Finding 4: The map does not present the total impact of higher sea levels in New York City
My map focuses on the 3 main categories of buildings: Iconic buildings, Health + Hospitals patient care facilities and public schools. It fulfills its aim, but it misses the total overview of the impact of higher sea levels in New York City. It would be interesting to create a map, with highlighted residential areas. These areas are the places where actually New Yorkers live. Sometimes, there are no special buildings, but it doesn’t mean there are less important. Similarly, it would be interesting to highlight the areas where New Yorkers work – such as Downtown Manhattan and areas next to Battery Park.

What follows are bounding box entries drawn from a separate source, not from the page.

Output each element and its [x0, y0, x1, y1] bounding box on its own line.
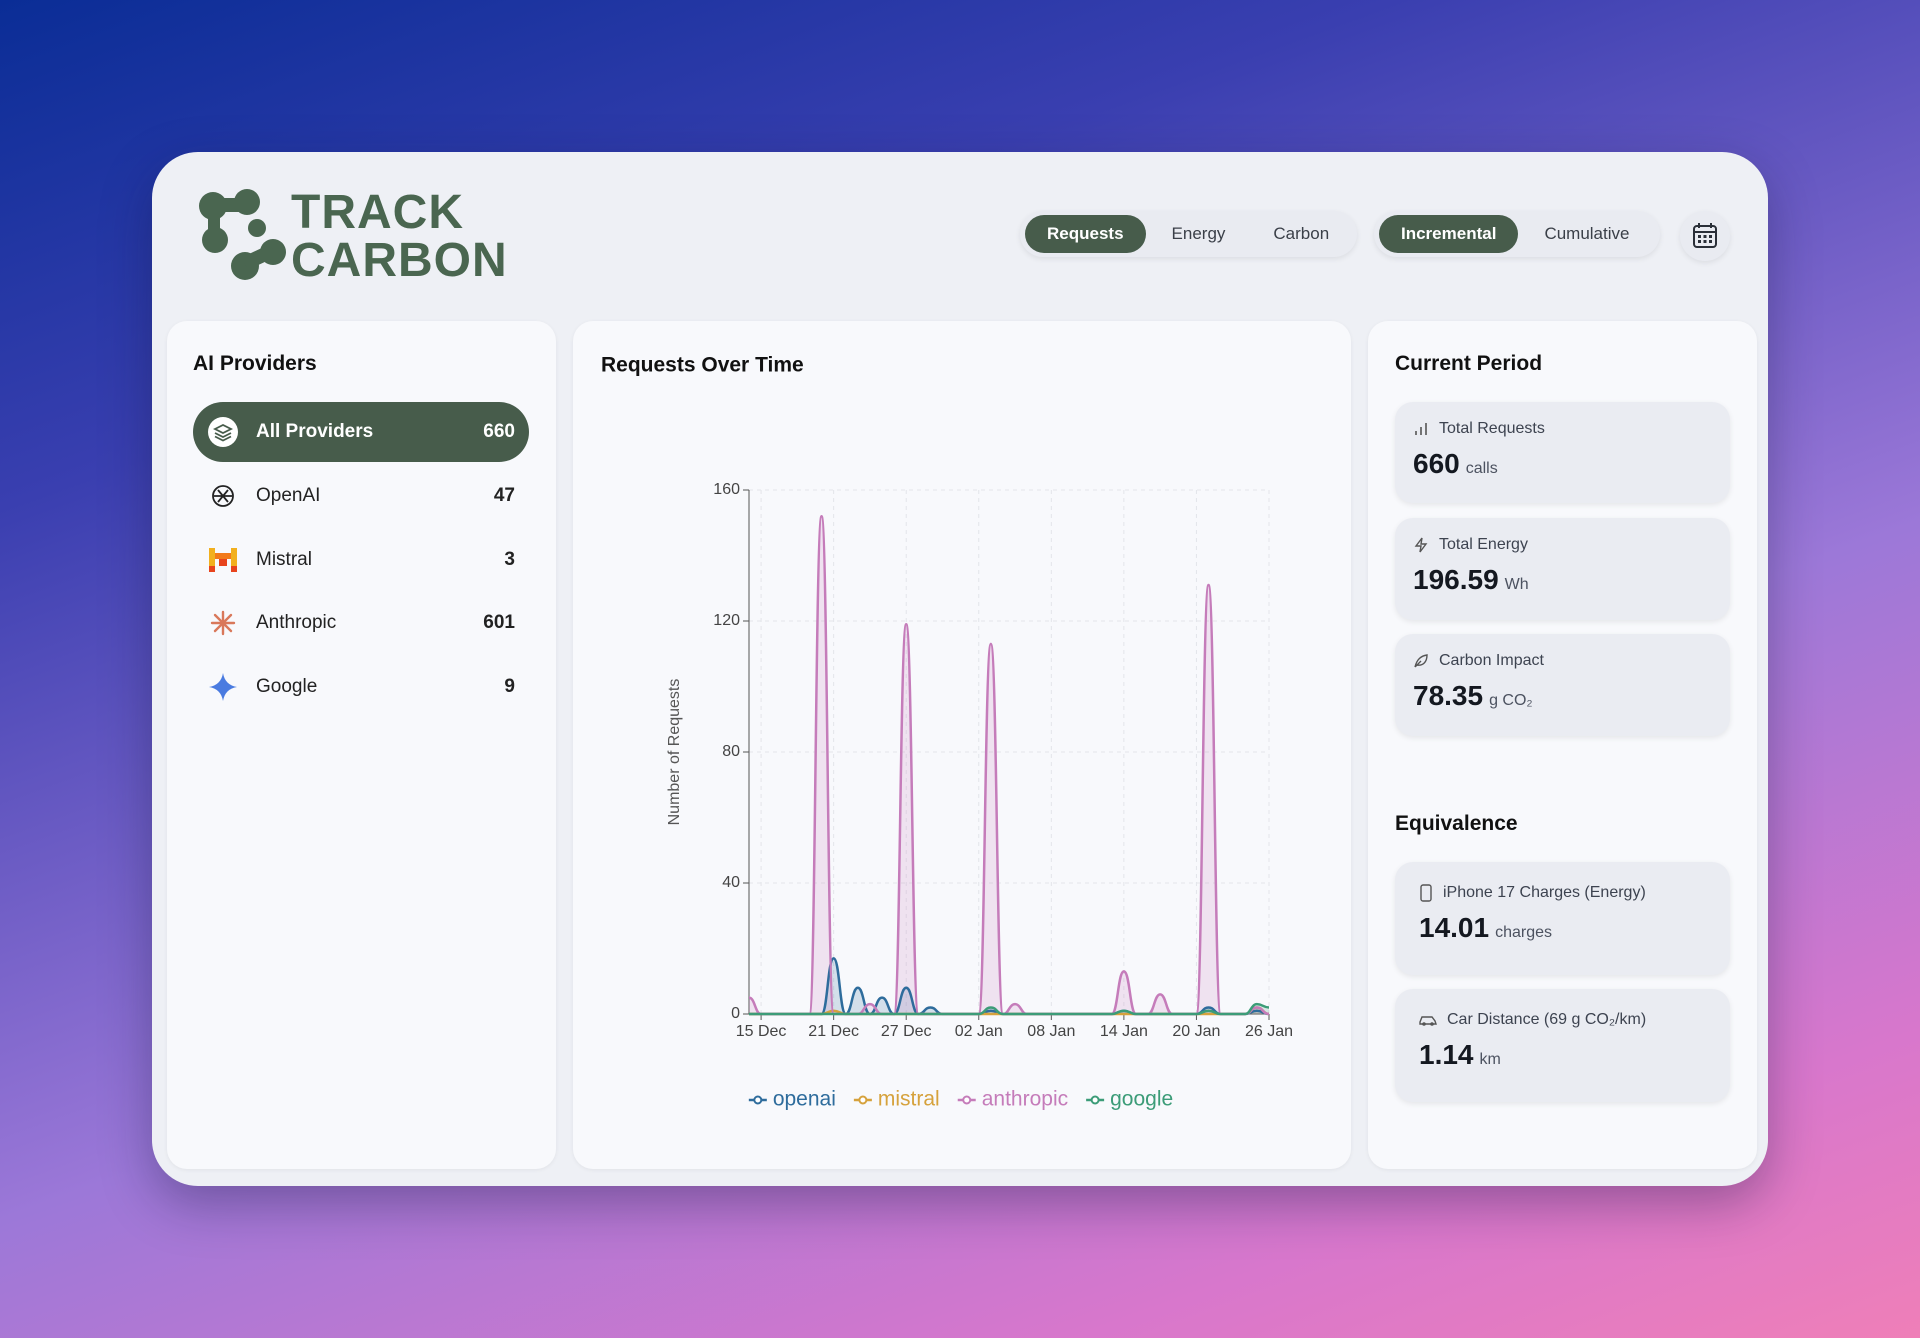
panel-title: Current Period [1395, 352, 1543, 375]
legend-item: openai [748, 1088, 836, 1111]
x-tick-label: 08 Jan [1027, 1023, 1075, 1040]
provider-count: 601 [483, 612, 515, 633]
y-tick-label: 160 [713, 481, 740, 498]
logo: TRACK CARBON [199, 186, 508, 284]
legend-swatch [858, 1095, 868, 1105]
icon [1415, 423, 1427, 435]
legend-label: google [1110, 1088, 1173, 1111]
legend-swatch [962, 1095, 972, 1105]
provider-name: Mistral [256, 549, 312, 570]
legend: openai mistral anthropic google [748, 1088, 1173, 1111]
stat-value: 14.01 [1419, 912, 1490, 943]
stat-unit: g CO₂ [1489, 692, 1533, 709]
y-tick-label: 80 [722, 743, 740, 760]
legend-item: mistral [853, 1088, 940, 1111]
icon [1419, 1016, 1437, 1026]
legend-item: anthropic [957, 1088, 1068, 1111]
x-tick-label: 20 Jan [1172, 1023, 1220, 1040]
stat-value: 1.14 [1419, 1039, 1474, 1070]
tab[interactable]: Energy [1171, 224, 1226, 243]
panel-title: Equivalence [1395, 812, 1518, 835]
provider-count: 3 [504, 549, 515, 570]
stat-unit: Wh [1504, 576, 1529, 593]
provider-row[interactable]: Mistral 3 [193, 530, 529, 590]
chart: Requests Over Time Number of Requests 0 4… [601, 354, 1293, 1111]
provider-row[interactable]: All Providers 660 [193, 402, 529, 462]
provider-count: 47 [493, 485, 515, 506]
provider-icon [207, 480, 239, 512]
stat-unit: calls [1465, 460, 1498, 477]
chart-panel [573, 321, 1351, 1169]
stat-label: Total Requests [1439, 420, 1545, 437]
stat-value: 196.59 [1413, 564, 1499, 595]
stat-value: 660 [1413, 448, 1460, 479]
legend-swatch [1090, 1095, 1100, 1105]
y-tick-label: 0 [731, 1005, 740, 1022]
provider-row[interactable]: OpenAI 47 [193, 466, 529, 526]
chart-title: Requests Over Time [601, 354, 804, 377]
y-tick-label: 40 [722, 874, 740, 891]
stat-card: Total Requests 660 calls [1395, 402, 1730, 503]
legend-label: anthropic [982, 1088, 1068, 1111]
icon [1414, 537, 1428, 553]
logo-mark [199, 189, 286, 280]
stat-unit: km [1479, 1051, 1501, 1068]
provider-name: Google [256, 676, 318, 697]
stat-label: iPhone 17 Charges (Energy) [1443, 884, 1646, 901]
tab[interactable]: Requests [1025, 215, 1146, 253]
provider-icon [207, 607, 239, 639]
stat-card: Car Distance (69 g CO₂/km) 1.14 km [1395, 989, 1730, 1102]
mode-tabs: Incremental Cumulative [1374, 211, 1660, 257]
x-tick-label: 21 Dec [808, 1023, 859, 1040]
logo-text: CARBON [291, 234, 508, 284]
stat-label: Carbon Impact [1439, 652, 1544, 669]
x-tick-label: 26 Jan [1245, 1023, 1293, 1040]
stat-unit: charges [1495, 924, 1552, 941]
provider-icon [207, 544, 239, 576]
calendar-button[interactable] [1680, 211, 1730, 261]
stat-label: Total Energy [1439, 536, 1528, 553]
provider-icon [207, 671, 239, 703]
legend-swatch [753, 1095, 763, 1105]
stat-card: Carbon Impact 78.35 g CO₂ [1395, 634, 1730, 736]
x-tick-label: 02 Jan [955, 1023, 1003, 1040]
icon [1414, 654, 1428, 668]
legend-label: openai [773, 1088, 836, 1111]
provider-count: 9 [504, 676, 515, 697]
x-tick-label: 14 Jan [1100, 1023, 1148, 1040]
stat-card: iPhone 17 Charges (Energy) 14.01 charges [1395, 862, 1730, 975]
provider-name: All Providers [256, 421, 374, 442]
y-axis-label: Number of Requests [666, 679, 683, 826]
panel-title: AI Providers [193, 352, 317, 375]
metric-tabs: Requests Energy Carbon [1020, 211, 1357, 257]
tab[interactable]: Carbon [1273, 224, 1330, 243]
icon [1420, 884, 1432, 902]
series-line [748, 1002, 1270, 1016]
tab[interactable]: Cumulative [1544, 224, 1630, 243]
x-tick-label: 27 Dec [881, 1023, 932, 1040]
x-tick-label: 15 Dec [736, 1023, 787, 1040]
stat-card: Total Energy 196.59 Wh [1395, 518, 1730, 620]
provider-count: 660 [483, 421, 515, 442]
provider-row[interactable]: Anthropic 601 [193, 593, 529, 653]
legend-item: google [1086, 1088, 1173, 1111]
providers-panel [167, 321, 556, 1169]
y-tick-label: 120 [713, 612, 740, 629]
provider-name: OpenAI [256, 485, 321, 506]
provider-name: Anthropic [256, 612, 337, 633]
stat-value: 78.35 [1413, 680, 1484, 711]
provider-icon [207, 416, 239, 448]
logo-text: TRACK [291, 186, 464, 239]
tab[interactable]: Incremental [1379, 215, 1519, 253]
provider-row[interactable]: Google 9 [193, 657, 529, 717]
stat-label: Car Distance (69 g CO₂/km) [1447, 1011, 1647, 1028]
legend-label: mistral [878, 1088, 940, 1111]
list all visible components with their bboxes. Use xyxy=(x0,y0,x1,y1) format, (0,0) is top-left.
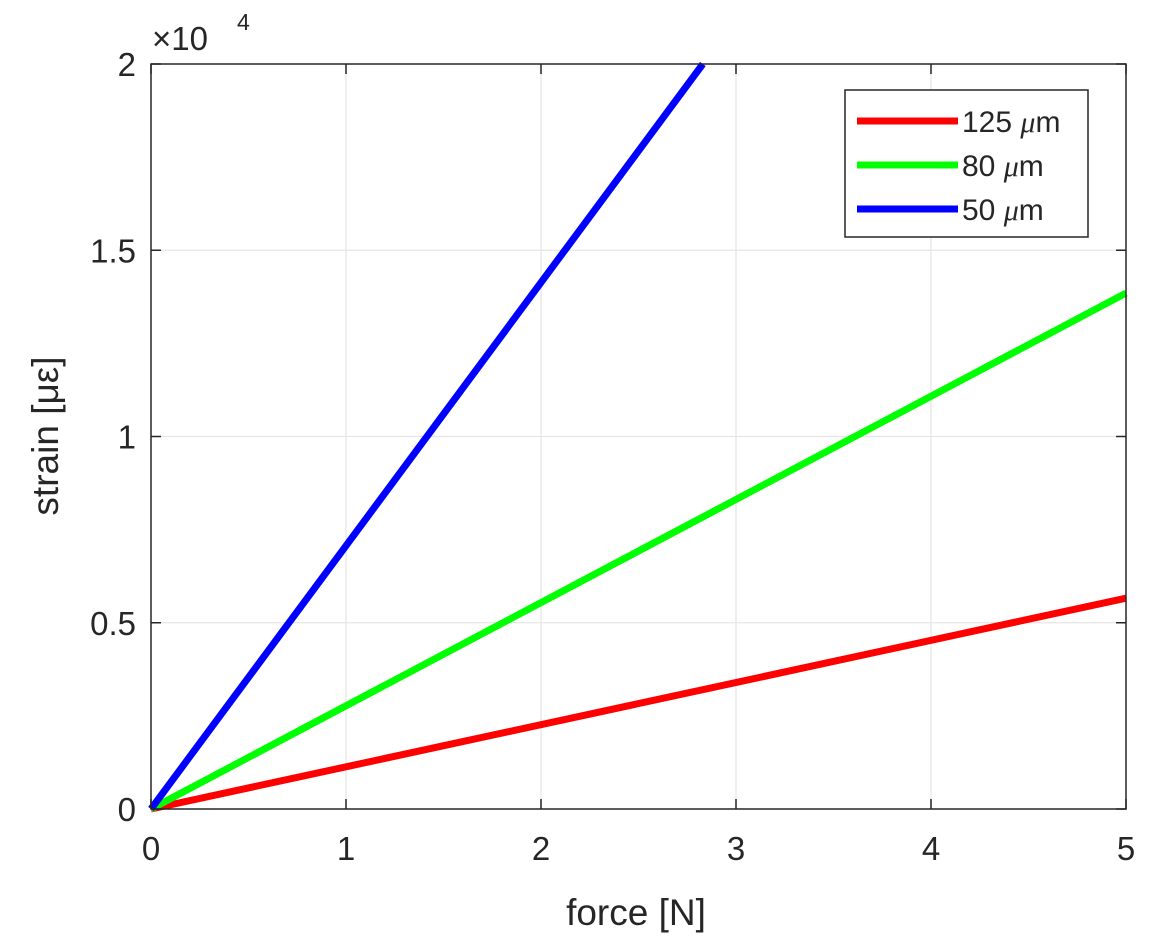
legend-label: 125 μm xyxy=(962,106,1060,139)
y-tick-label: 2 xyxy=(118,46,136,83)
axes xyxy=(150,63,1127,810)
x-tick-label: 4 xyxy=(922,830,940,867)
y-exponent: ×10 4 xyxy=(152,9,250,57)
y-exponent-power: 4 xyxy=(237,9,250,35)
x-tick-label: 0 xyxy=(142,830,160,867)
x-tick-label: 1 xyxy=(337,830,355,867)
plot-lines xyxy=(148,61,1128,813)
y-tick-label: 0.5 xyxy=(90,605,136,642)
x-tick-label: 5 xyxy=(1117,830,1135,867)
x-tick-label: 3 xyxy=(727,830,745,867)
x-tick-label: 2 xyxy=(532,830,550,867)
y-tick-label: 1 xyxy=(118,419,136,456)
legend-label: 80 μm xyxy=(962,150,1044,183)
series-line xyxy=(149,289,1128,813)
y-axis-label: strain [με] xyxy=(25,356,66,515)
y-tick-label: 0 xyxy=(118,791,136,828)
tick-labels: 0 1 2 3 4 5 0 0.5 1 1.5 2 xyxy=(90,46,1135,867)
y-tick-label: 1.5 xyxy=(90,232,136,269)
series-line xyxy=(148,61,706,812)
y-exponent-base: ×10 xyxy=(152,20,208,57)
legend: 125 μm 80 μm 50 μm xyxy=(844,89,1089,238)
x-axis-label: force [N] xyxy=(566,892,706,933)
legend-label: 50 μm xyxy=(962,194,1044,227)
series-line xyxy=(150,594,1127,813)
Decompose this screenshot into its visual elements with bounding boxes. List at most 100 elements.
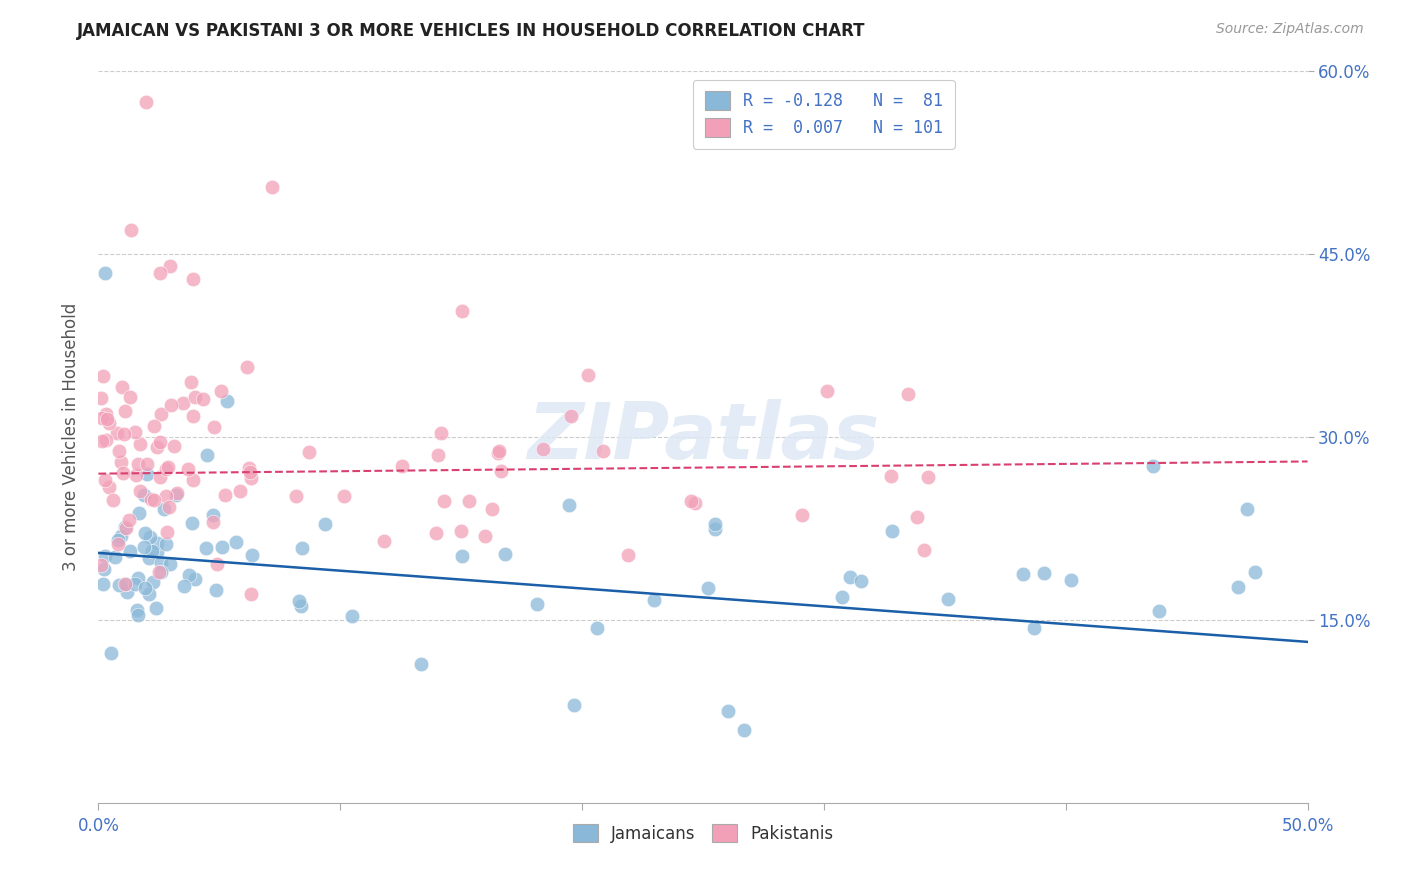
Point <box>114 577 136 591</box>
Point <box>107 578 129 592</box>
Point <box>411 657 433 671</box>
Point <box>236 359 259 374</box>
Point <box>704 516 727 531</box>
Point <box>285 489 308 503</box>
Point <box>433 493 456 508</box>
Point <box>451 549 474 564</box>
Point <box>153 502 176 516</box>
Point <box>643 593 665 607</box>
Point <box>704 522 727 536</box>
Point <box>142 492 165 507</box>
Point <box>242 548 264 562</box>
Point <box>831 590 853 604</box>
Point <box>91 434 114 448</box>
Point <box>488 443 510 458</box>
Point <box>683 496 706 510</box>
Point <box>617 548 640 562</box>
Point <box>145 601 167 615</box>
Text: Source: ZipAtlas.com: Source: ZipAtlas.com <box>1216 22 1364 37</box>
Point <box>202 515 225 529</box>
Point <box>150 407 173 421</box>
Point <box>100 646 122 660</box>
Point <box>592 443 614 458</box>
Point <box>156 524 179 539</box>
Point <box>586 621 609 635</box>
Point <box>838 570 860 584</box>
Point <box>127 457 149 471</box>
Point <box>128 483 150 498</box>
Point <box>142 575 165 590</box>
Point <box>531 442 554 457</box>
Point <box>118 513 141 527</box>
Point <box>290 599 312 613</box>
Point <box>115 521 138 535</box>
Point <box>489 464 512 478</box>
Point <box>697 581 720 595</box>
Point <box>173 579 195 593</box>
Point <box>93 562 115 576</box>
Point <box>127 608 149 623</box>
Point <box>194 541 217 555</box>
Point <box>562 698 585 713</box>
Point <box>333 489 356 503</box>
Point <box>849 574 872 588</box>
Point <box>576 368 599 383</box>
Point <box>291 541 314 556</box>
Point <box>172 396 194 410</box>
Point <box>120 223 142 237</box>
Point <box>905 510 928 524</box>
Point <box>159 557 181 571</box>
Point <box>157 460 180 475</box>
Point <box>681 494 703 508</box>
Point <box>391 459 413 474</box>
Point <box>146 440 169 454</box>
Point <box>205 582 228 597</box>
Point <box>155 489 177 503</box>
Point <box>128 506 150 520</box>
Point <box>127 571 149 585</box>
Point <box>211 541 233 555</box>
Point <box>115 585 138 599</box>
Point <box>94 473 117 487</box>
Point <box>1033 566 1056 580</box>
Point <box>159 260 181 274</box>
Point <box>110 380 132 394</box>
Point <box>94 266 117 280</box>
Point <box>201 508 224 523</box>
Point <box>107 537 129 551</box>
Point <box>882 524 904 539</box>
Point <box>96 412 118 426</box>
Point <box>124 425 146 440</box>
Point <box>149 266 172 280</box>
Point <box>107 443 129 458</box>
Point <box>215 393 238 408</box>
Point <box>815 384 838 399</box>
Point <box>214 488 236 502</box>
Point <box>1060 573 1083 587</box>
Point <box>183 572 205 586</box>
Point <box>120 544 142 558</box>
Point <box>191 392 214 407</box>
Point <box>114 520 136 534</box>
Point <box>425 526 447 541</box>
Point <box>938 592 960 607</box>
Point <box>451 303 474 318</box>
Point <box>790 508 813 522</box>
Point <box>184 390 207 404</box>
Point <box>195 448 218 462</box>
Point <box>733 723 755 737</box>
Point <box>430 425 453 440</box>
Point <box>141 491 163 506</box>
Point <box>1236 502 1258 516</box>
Point <box>134 581 156 595</box>
Point <box>880 468 903 483</box>
Point <box>1022 621 1045 635</box>
Point <box>202 420 225 434</box>
Point <box>150 565 173 579</box>
Point <box>150 556 173 570</box>
Point <box>90 558 112 572</box>
Point <box>134 526 156 541</box>
Point <box>240 587 263 601</box>
Point <box>155 461 177 475</box>
Point <box>1142 458 1164 473</box>
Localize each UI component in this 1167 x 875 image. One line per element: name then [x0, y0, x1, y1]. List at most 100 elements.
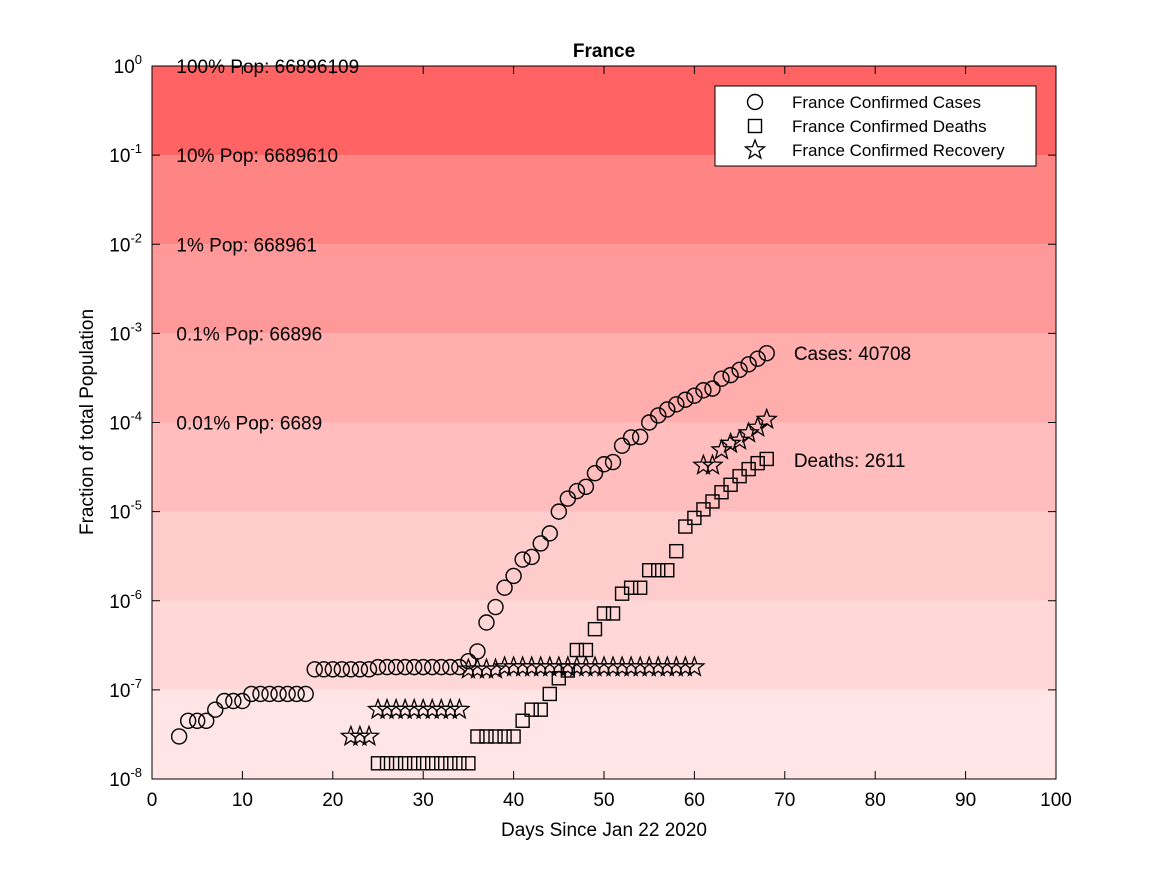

It is also interesting to create a map with transitways which will be affected by flooding. Severe flooding will affect highways and bridges. It will create also several islands. Services which are in charge of preparing New York City for the extreme situations need to consider how to maintain the continuity of vital services such as food delivery, emergency help to the areas which will be isolated by the water.
Conclusion
The map aimed to present the effect of changing sea levels on New Yorkers’ well-being. It focused on the Iconic buildings, Health + Hospitals patient care facilities and Public schools. In my visualization, I have used orange color to distinguish buildings in the risk of flooding from grey buildings at a lower risk of flooding.
During the design process, I have tested my map with 3 different participants: two students of IXD program at Pratt Institute and one artist from New York. The map went through 3 iterations, where my design decisions were verified by the independent users.
I have found out, that used colors and icons are extremely important for users. Users expect interactivity and filtering options. This is where my map needs to be further developed.
When looking into the map’s content, there are 3 main areas that are in the risk of flooding: Downtown Manhattan and Alphabet City, East Harlem and East side of Brooklyn – Coney Island and Rockaway Park. For the next map iteration, it would be interesting to highlight the areas New Yorkers live and work.